What is nursing?
Nursing has many definitions, but the essence of nursing is that nurses combine the art of caring with the science of health care. Nursing places its focus not only on a particular health problem, but on the whole patient and his or her response to treatment. Care of the patient and a firm base of scientific knowledge are indispensable elements.
What is an Advanced Practice Registered Nurse?
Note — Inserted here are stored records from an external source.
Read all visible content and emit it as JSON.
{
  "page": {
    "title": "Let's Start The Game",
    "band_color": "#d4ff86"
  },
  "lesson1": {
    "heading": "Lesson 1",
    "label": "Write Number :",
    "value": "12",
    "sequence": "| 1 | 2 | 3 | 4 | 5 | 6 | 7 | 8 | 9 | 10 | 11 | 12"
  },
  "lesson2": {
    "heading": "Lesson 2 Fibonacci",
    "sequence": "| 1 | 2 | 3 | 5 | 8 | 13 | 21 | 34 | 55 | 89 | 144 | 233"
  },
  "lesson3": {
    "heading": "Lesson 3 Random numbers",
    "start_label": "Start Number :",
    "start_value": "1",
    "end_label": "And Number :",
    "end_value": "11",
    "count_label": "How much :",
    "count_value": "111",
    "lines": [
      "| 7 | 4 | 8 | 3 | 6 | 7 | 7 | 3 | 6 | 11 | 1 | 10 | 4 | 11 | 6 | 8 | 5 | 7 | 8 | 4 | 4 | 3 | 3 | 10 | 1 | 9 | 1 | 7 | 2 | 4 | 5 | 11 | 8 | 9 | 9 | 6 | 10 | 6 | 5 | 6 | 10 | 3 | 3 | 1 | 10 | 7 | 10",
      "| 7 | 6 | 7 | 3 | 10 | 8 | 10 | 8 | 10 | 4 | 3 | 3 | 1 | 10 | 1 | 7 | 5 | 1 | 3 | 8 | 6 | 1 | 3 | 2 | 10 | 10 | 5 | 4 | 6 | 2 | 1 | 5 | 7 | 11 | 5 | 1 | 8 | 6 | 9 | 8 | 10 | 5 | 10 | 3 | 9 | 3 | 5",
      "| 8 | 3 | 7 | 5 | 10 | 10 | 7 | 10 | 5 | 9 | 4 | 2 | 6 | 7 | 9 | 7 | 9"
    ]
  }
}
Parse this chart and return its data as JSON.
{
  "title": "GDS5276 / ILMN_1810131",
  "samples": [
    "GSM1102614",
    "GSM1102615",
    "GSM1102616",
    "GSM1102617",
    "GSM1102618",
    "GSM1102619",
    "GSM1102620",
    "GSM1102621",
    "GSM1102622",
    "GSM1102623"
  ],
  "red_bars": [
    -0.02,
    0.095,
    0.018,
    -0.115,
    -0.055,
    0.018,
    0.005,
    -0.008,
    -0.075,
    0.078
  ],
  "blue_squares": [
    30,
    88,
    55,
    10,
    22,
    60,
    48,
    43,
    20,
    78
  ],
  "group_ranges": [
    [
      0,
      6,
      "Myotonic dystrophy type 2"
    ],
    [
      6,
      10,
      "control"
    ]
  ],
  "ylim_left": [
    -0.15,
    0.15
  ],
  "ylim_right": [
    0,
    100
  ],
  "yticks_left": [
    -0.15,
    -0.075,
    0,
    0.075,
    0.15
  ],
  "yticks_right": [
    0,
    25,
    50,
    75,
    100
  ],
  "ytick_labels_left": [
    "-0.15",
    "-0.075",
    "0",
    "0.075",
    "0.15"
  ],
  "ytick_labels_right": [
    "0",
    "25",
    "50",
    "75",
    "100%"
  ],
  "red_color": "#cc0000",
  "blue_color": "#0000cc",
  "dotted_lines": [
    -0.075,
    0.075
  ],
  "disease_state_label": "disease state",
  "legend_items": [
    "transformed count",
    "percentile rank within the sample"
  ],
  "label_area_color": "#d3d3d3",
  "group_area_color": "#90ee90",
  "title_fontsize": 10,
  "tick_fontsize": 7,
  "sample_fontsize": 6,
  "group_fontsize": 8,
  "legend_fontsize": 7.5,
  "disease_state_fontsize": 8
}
An advanced practice nurse (APN) is an umbrella term that includes nurse practitioners (NP), clinical nurse specialists (CNS), certified nurse-midwives (CNM), and nurse anesthetists (CRNA). All are registered nurses with advanced training and education, most with Master’s degrees in nursing. APNs must pass national licensing exams in order to practice and must maintain their licenses through ongoing educational activities and testing.
Where do APRNs work?
APNs have been providing primary and preventative health care for over 35 years. They work in all 50 states, in a variety of settings, including hospitals, nursing homes, businesses, and private practices, HMOs, schools, and community centers. Some APRNs have their own practices, but most work in collaboration with a physician. Many APRNs can prescribe medications, order and evaluate laboratory, x-ray and other diagnostic tests. They can refer to specialists and other community resources. Nurse-managed health care centers are run by nurses, usually APRNs, and are located in neighbor hoods and communities to best serve their clients.
What can an APRN do?
APRNs practice in varied health arenas including Family Practice, Pediatrics, Geriatrics, Oncology, Cardiology, Midwifery, and Anesthesia. One type of APRN, a nurse practitioner (NP), can evaluate and treat people with acute illness, (such as pneumonia, ear and sinus infections, or acute back pain), chronic conditions (such as diabetes, hypertension, and depression), and provide preventative health care services (such as physicals and immunizations). A nurse practitioner focuses on prevention, wellness and education. Helping people stay well is a primary goal of NPs. Prevention screening for diseases such as elevated cholesterol, asthma, and cancer are another focus of nurse practitioners.